Los mitos sobre el Bicentenario

Los mitos sobre el Bicentenario

Fecha: Jueves 6 de mayo de 2010

 

Tradicionalmente, la visión liberal del pasado argentino, fundada por Bartolomé Mitre, divulgó que la revolución de mayo fue el acontecimiento que liberó del sojuzgamiento español a una “Argentina preexistente”. En estas jornadas, actuó un grupo de hombres decididos e ilustrados, que “sin derramar una gota de sangre” enfrentaron al virrey, fundando la nación argentina y conquistando “la independencia”. Esta es una historia lineal, donde se ocultan las contradicciones del proceso histórico, porque lo que interesa es la exaltación de algunos “héroes del panteón”, de todo un linaje que integra la oligarquía vencedora que participó de las grandes “gestas nacionales”: la Revolución de Mayo, la derrota de Rosas en Caseros y la fundación en 1880 del Estado nacional. Hoy, aunque parezca anacrónico, hay interesados divulgadores de esta visión de la historia, la nueva “Historia Argentina” editada por el Grupo Clarín es un claro ejemplo.

Pero, a mediados del siglo XX, cuando la “patria oligárquica” y sus mitos estaban desacreditados, surge otra visión del pasado argentino que se autodenominará revisionista. Según esta visión, las elites enaltecidas por los liberales “malograron” la revolución porque desplazaron a las masas populares de los acontecimientos de mayo y luego se subordinaron a Gran Bretaña. Contra el linaje liberal, enaltecerán la figura de Rosas, uno de los mayores estancieros de la época, al plantear que bajo su gobierno se expresaron las “aspiraciones” del pueblo y se conquistó la independencia de Francia y Gran Bretaña. Por supuesto que ninguna de las dos afirmaciones es verdaderas.

El gobierno de los Kirchner intenta reflotar los mitos históricos de la interpretación revisionista, sumando algunas de las viejas apologías de la historia liberal. Así, junto a la reivindicación de los “héroes del panteón nacional”, se anuncia que el gobierno quiere hacer un festejo del bicentenario “más plural e inclusivo”. Para ello suma a los gobernadores del interior, reeditando una añoranza por el “federalismo” en oposición a la hegemonía de Buenos Aires, intentando ocultar el centralismo porteño que todavía domina a la nación. Por otro lado, el discurso oficial se encarga de difundir que el pueblo participó de las jornadas de mayo acompañando a los dirigentes de la revolución, buscando fortalecer la consigna de la “unidad nacional” en donde por primera vez en la historia explotadores y explotados estuvieron unidos.

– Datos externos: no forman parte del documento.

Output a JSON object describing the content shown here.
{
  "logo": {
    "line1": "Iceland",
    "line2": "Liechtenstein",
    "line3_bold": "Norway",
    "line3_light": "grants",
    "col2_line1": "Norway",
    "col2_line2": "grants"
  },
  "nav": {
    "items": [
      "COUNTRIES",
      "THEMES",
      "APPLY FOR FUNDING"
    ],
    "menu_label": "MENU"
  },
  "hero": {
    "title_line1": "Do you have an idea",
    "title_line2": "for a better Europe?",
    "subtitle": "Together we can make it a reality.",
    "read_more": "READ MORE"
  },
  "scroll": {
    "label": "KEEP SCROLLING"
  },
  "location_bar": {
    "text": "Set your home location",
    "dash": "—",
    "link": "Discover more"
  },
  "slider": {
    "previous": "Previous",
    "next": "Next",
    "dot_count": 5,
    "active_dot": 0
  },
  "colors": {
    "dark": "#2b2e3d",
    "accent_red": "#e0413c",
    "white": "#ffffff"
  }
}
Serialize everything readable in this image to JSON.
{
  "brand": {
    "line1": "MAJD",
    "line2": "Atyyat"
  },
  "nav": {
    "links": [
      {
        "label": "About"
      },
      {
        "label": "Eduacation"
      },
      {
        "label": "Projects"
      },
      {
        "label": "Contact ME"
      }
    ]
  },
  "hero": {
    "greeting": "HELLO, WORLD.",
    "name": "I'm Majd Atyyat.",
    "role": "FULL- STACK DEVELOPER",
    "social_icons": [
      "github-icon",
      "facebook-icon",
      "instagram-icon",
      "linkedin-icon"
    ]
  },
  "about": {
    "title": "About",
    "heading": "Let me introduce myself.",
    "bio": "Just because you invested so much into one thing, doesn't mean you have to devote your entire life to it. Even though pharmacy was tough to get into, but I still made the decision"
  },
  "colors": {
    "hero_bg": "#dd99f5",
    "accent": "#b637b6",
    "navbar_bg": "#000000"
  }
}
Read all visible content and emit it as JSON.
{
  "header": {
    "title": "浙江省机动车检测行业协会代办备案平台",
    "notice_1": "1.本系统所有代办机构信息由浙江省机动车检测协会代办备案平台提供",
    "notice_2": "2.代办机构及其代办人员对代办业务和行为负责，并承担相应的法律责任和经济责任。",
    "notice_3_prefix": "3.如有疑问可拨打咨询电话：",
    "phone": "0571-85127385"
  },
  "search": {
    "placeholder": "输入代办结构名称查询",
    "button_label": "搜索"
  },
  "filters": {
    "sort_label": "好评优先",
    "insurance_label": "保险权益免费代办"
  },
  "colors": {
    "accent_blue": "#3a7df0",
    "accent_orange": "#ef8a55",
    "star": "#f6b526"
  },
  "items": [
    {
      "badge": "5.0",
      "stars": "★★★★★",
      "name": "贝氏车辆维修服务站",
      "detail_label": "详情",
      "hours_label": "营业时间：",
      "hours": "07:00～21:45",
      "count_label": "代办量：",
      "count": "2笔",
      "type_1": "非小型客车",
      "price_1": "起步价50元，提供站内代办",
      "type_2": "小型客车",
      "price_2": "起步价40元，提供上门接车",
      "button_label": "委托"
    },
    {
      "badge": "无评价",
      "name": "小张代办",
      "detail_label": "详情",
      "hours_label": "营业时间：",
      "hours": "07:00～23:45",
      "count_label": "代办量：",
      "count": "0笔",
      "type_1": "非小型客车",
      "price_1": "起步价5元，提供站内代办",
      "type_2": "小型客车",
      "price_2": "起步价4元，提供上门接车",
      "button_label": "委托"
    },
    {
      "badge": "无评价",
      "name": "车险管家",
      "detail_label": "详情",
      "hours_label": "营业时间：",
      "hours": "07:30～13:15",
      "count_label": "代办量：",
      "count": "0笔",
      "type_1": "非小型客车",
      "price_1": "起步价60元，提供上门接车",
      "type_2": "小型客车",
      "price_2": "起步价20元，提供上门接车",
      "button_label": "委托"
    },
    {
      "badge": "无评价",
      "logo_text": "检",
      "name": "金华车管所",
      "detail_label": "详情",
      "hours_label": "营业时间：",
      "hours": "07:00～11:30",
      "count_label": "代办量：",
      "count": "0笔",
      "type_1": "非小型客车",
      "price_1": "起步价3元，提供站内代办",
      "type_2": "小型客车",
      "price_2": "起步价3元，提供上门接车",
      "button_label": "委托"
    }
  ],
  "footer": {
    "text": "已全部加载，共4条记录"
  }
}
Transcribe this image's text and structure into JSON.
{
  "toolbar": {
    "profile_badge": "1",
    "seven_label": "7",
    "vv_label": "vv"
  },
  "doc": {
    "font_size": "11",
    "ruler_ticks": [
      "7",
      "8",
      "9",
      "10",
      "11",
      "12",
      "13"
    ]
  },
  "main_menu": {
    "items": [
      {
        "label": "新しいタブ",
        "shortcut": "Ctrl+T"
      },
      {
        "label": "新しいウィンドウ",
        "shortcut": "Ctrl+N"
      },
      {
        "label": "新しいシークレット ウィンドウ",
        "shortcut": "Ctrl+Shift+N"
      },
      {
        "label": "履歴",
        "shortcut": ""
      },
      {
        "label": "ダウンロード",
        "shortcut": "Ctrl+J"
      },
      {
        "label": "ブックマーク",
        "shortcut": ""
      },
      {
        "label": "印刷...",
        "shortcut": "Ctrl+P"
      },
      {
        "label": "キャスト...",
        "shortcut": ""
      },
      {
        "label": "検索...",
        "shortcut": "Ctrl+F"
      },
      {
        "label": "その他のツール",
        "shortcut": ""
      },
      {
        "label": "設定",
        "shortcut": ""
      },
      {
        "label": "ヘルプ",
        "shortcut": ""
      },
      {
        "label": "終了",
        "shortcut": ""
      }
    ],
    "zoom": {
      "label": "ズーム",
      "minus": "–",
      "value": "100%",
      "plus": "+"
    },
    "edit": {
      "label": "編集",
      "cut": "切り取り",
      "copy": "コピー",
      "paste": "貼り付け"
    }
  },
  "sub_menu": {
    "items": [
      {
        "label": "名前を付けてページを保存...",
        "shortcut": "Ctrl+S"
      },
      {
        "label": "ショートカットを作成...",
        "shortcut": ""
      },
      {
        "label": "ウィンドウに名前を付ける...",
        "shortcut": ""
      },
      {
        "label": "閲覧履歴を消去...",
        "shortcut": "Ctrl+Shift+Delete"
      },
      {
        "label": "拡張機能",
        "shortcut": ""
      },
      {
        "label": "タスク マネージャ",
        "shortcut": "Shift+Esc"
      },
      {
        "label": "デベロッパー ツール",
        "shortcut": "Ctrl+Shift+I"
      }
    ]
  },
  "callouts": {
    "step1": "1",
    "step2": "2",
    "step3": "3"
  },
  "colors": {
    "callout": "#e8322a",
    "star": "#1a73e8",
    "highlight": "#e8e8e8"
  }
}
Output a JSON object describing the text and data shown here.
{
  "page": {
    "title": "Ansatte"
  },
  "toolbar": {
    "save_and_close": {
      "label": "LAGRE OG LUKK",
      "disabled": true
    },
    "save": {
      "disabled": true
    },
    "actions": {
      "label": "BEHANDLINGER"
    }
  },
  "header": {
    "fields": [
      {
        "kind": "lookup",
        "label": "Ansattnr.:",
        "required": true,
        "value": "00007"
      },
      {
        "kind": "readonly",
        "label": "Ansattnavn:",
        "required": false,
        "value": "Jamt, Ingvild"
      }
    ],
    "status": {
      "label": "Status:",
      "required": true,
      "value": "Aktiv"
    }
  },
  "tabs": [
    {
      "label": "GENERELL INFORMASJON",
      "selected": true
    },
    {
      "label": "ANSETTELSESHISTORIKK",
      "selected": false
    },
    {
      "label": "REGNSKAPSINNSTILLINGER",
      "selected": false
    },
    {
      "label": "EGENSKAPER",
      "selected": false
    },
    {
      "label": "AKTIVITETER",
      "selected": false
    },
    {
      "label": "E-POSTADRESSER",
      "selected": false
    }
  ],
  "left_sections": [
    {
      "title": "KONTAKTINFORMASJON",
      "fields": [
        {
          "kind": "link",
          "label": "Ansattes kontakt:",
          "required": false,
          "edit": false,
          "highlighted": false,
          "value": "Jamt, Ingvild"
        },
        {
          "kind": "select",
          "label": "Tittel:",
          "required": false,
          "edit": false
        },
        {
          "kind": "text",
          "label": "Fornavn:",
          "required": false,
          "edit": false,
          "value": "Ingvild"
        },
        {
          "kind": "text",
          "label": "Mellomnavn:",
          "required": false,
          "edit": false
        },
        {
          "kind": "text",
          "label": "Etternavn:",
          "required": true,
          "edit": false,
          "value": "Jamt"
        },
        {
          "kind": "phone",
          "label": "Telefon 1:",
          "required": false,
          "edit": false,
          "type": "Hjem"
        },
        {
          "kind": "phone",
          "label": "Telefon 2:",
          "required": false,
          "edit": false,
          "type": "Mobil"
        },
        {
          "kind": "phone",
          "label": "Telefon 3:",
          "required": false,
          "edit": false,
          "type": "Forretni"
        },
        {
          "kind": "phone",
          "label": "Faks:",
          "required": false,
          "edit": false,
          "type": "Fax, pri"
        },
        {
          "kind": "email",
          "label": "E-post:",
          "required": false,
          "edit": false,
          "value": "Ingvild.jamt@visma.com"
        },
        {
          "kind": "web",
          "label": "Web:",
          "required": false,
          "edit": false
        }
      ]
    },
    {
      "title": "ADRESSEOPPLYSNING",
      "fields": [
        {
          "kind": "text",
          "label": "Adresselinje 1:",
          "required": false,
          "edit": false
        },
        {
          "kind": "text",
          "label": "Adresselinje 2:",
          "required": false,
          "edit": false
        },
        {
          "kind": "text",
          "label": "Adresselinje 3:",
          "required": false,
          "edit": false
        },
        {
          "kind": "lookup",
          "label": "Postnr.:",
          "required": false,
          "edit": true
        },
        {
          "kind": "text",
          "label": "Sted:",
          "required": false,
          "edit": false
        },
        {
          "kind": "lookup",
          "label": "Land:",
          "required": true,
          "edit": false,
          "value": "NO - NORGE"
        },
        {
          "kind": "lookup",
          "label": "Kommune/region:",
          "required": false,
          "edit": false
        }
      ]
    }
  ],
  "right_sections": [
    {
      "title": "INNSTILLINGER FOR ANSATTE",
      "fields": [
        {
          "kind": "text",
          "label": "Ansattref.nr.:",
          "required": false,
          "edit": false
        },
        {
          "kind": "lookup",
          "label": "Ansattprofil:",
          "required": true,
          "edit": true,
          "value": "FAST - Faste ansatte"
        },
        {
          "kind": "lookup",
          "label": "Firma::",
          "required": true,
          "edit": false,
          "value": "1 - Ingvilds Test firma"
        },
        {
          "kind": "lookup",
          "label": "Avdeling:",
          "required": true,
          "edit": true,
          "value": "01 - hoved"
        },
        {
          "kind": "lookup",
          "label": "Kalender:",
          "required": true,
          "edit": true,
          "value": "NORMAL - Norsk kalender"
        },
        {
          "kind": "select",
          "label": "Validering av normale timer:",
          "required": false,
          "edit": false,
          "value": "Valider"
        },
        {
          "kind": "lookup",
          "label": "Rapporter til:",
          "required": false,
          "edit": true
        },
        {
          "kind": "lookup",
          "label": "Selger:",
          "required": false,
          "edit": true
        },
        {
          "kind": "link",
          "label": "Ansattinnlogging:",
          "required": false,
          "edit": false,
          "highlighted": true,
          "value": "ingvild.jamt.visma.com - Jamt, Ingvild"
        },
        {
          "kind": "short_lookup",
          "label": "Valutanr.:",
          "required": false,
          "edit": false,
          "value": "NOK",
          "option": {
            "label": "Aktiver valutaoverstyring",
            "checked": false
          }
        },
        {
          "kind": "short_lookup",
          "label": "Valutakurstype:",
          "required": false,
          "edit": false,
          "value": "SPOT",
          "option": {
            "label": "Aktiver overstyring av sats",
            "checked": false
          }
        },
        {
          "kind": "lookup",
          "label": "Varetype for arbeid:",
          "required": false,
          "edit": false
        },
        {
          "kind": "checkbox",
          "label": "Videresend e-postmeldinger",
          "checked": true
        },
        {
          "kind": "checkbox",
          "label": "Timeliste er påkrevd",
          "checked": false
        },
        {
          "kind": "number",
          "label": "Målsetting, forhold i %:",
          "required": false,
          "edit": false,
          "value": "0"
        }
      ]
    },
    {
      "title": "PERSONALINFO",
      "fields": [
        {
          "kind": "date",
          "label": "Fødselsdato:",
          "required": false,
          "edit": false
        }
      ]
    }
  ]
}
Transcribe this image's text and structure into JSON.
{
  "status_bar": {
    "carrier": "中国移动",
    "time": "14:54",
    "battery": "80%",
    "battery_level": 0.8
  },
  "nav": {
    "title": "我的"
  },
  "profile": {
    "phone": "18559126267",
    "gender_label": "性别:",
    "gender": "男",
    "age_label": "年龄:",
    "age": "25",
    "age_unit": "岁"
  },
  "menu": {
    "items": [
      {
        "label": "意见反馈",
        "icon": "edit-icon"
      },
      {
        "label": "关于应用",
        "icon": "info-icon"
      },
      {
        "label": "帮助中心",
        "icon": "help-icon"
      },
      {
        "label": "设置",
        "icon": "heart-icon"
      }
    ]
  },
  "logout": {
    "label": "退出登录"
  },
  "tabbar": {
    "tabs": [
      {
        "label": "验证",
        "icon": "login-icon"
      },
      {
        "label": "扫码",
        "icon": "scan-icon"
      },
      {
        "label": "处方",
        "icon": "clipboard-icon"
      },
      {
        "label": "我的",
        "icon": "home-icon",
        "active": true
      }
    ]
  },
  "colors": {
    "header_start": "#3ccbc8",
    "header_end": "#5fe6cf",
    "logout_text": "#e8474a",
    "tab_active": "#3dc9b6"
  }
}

Pero ni la visión tradicional liberal ni esta “nueva” versión revisionista explican qué fue la Revolución de Mayo. Muchos de los “mitos” sobre el pasado argentino, aunque sus voceros sean diferentes, siguen en pie. Si hoy escuchamos un discurso poco claro es porque a diferencia de cuando se festejaba el Centenario, momento en el cual la oligarquía se consideraba “fuerte y gloriosa”, hoy nos encontramos con una clase dominante en crisis y sin legitimidad, que se expresa en la polarización entre el kirchnerismo y la multifacética oposición. Es que la historia no es imparcial, la mirada sobre el pasado depende de quién lo haga. Las versiones sobre la historia nacional que tanto se difunden y conocemos, más allá de sus matices, no han escapado al intento de legitimar el poder de la clase dominante. Por eso los trabajadores/as debemos criticar esta visión del pasado y adoptar la nuestra.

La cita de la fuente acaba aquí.